Una cosa che mi disturba molto è che avviene, purtroppo, sempre più spesso quando insegno fuori dal mio dojo, è legato al problema dell’educazione, in giapponese “Sai” (educare), che immancabilmente sconfina nel dover dare indicazioni morali che invece andrebbero capite e applicate con semplice naturalezza, la quale a sua volta dovrebbe scaturire da una utentica pratica scevra da fraitendimenti tipici della mentalità occidentale .
A mio parere è sempre bene ricordare che noi praticanti di arti marziali non possiamo esimerci dall’insolubile dualismo definito come spirito e corpo (shin e tai) che ci rende apprendisti e artefici della nostra stessa trasformazione, una metamorfosi che ci accompagnerà per l’intero percorso(do) , un percorso che non termina, come molti credono, al raggiungimento del grado di Maestro, anzi esso prossegue fino a farci diventare noi stessi esempio di quello che professiamo e facciamo.Per le capacità marziali esiste una sola regola “fare”.
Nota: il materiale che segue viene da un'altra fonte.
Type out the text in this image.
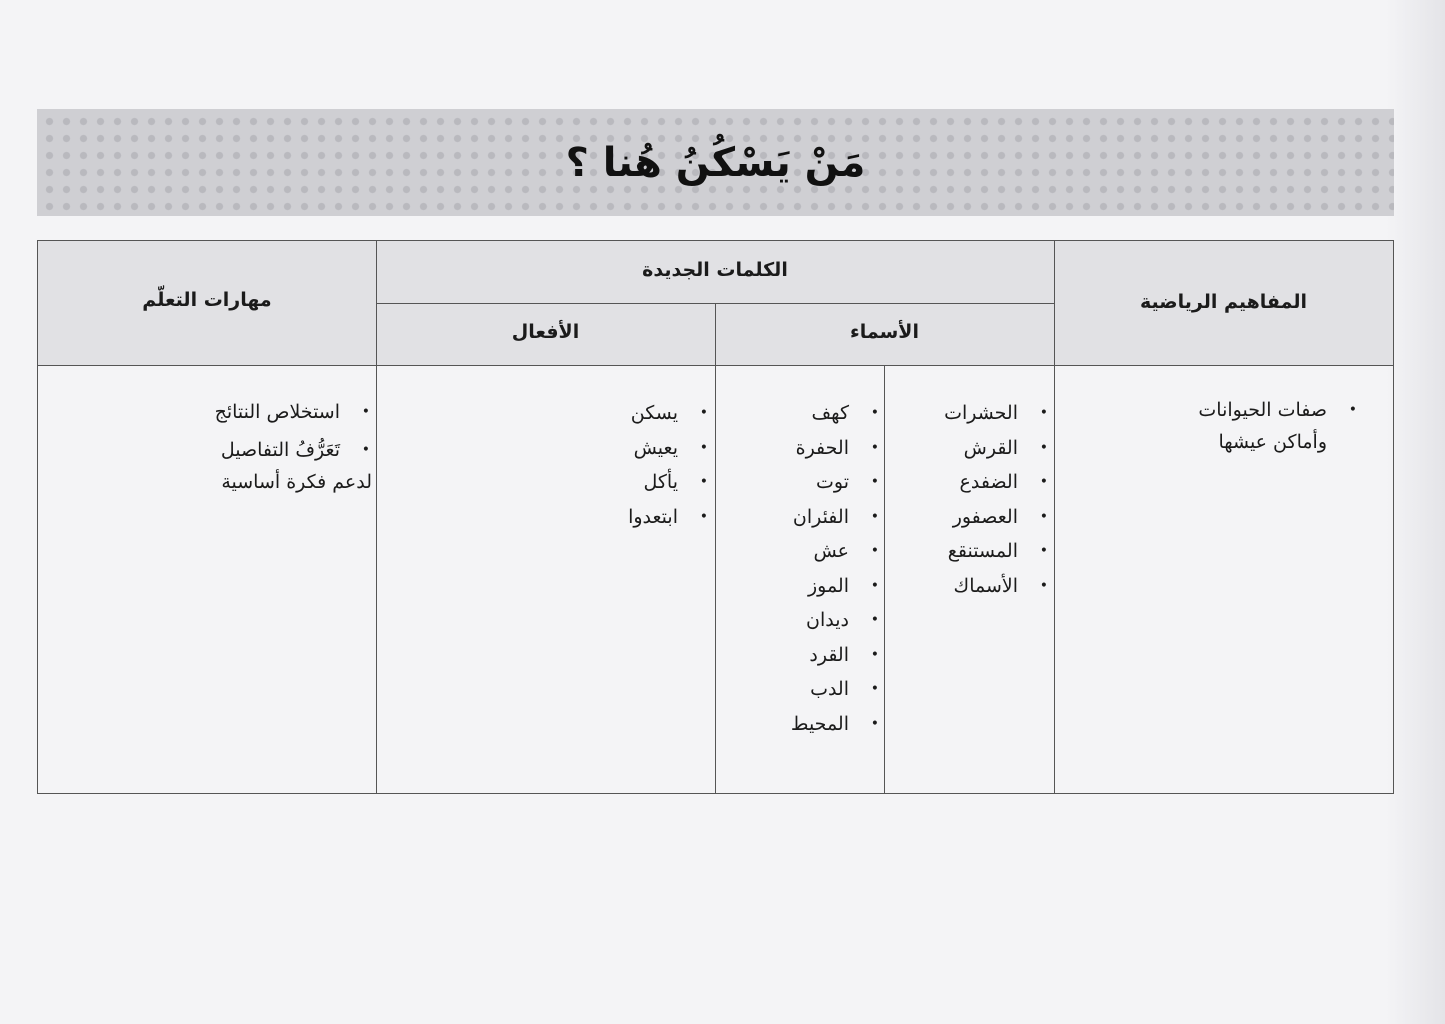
مَنْ يَسْكُنُ هُنا ؟
المفاهيم الرياضية
الكلمات الجديدة
الأسماء
الأفعال
مهارات التعلّم
• صفات الحيوانات
وأماكن عيشها
• الحشرات
• القرش
• الضفدع
• العصفور
• المستنقع
• الأسماك
• كهف
• الحفرة
• توت
• الفئران
• عش
• الموز
• ديدان
• القرد
• الدب
• المحيط
• يسكن
• يعيش
• يأكل
• ابتعدوا
• استخلاص النتائج
• تَعَرُّفُ التفاصيل
لدعم فكرة أساسية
L’atteggiamento con cui si affronta la pratica marziale è la conseguenza, nel bene o nel male, della nostra stessa predisposizione a continuare ad imparare, crescere e studiare anche al raggiungimento di una qualità tecnica e spirituale che per sua natura non potrà mai essere totalizzante e pienamente compresa, questo particolare percorso è la naturale evoluzione di ciò che la pratica costante e sincera ci può dare: essere coscienti che il nostro obiettivo è inarrivabile ma continuare a camminare lo stesso lungo il sentiero tracciato dal nostro Sensei.
L’educazione marziale non è un istinto, anzi, essa molto spesso cozza con i nostri processi istintuali,essa racchiude l’impegno costante al rinnovamento e al tempo stesso all’introspezione; da qui il messaggio profondo, stabilizzante e al tempo stesso destabilizzante per la nostra cultura occidentale che ci impone come allievi, istruttori e maestri di applicare sempre e comunque la stessa regola: non è abbastanza conoscere e sapere, l’arte marziale necessita l’applicazione di quanto teoricamente abbiamo appreso, come diceva Johann Wolfgang von Ghoethe “non è sufficiente volere, bisogna anche agire”.
Dopo molti anni di insegnamento si cade nell’errore di volere insegnare ad altri “come si fa”, mentre ci dimentichiamo che la difficoltà invece è nel “farlo veramente”, così, le nostre lezioni diventono vacue di realtà, ci si concentra sui risultati tangibili, misurabile e si perde di vista l’essenza delle cose, educare gli altri educando noi stessi ad essere “veri”, senza creare miti e senza perdere la propria dignità.
Occorre porsi sempre come esempio senza pretendere dagli altri ciò che noi non siamo in grado di fare, l’educazione marziale dovrebbe servire a “verificare se si stia sempre percorrendo la strada maestra, quella originale oppure si sia perso l’orientamento”.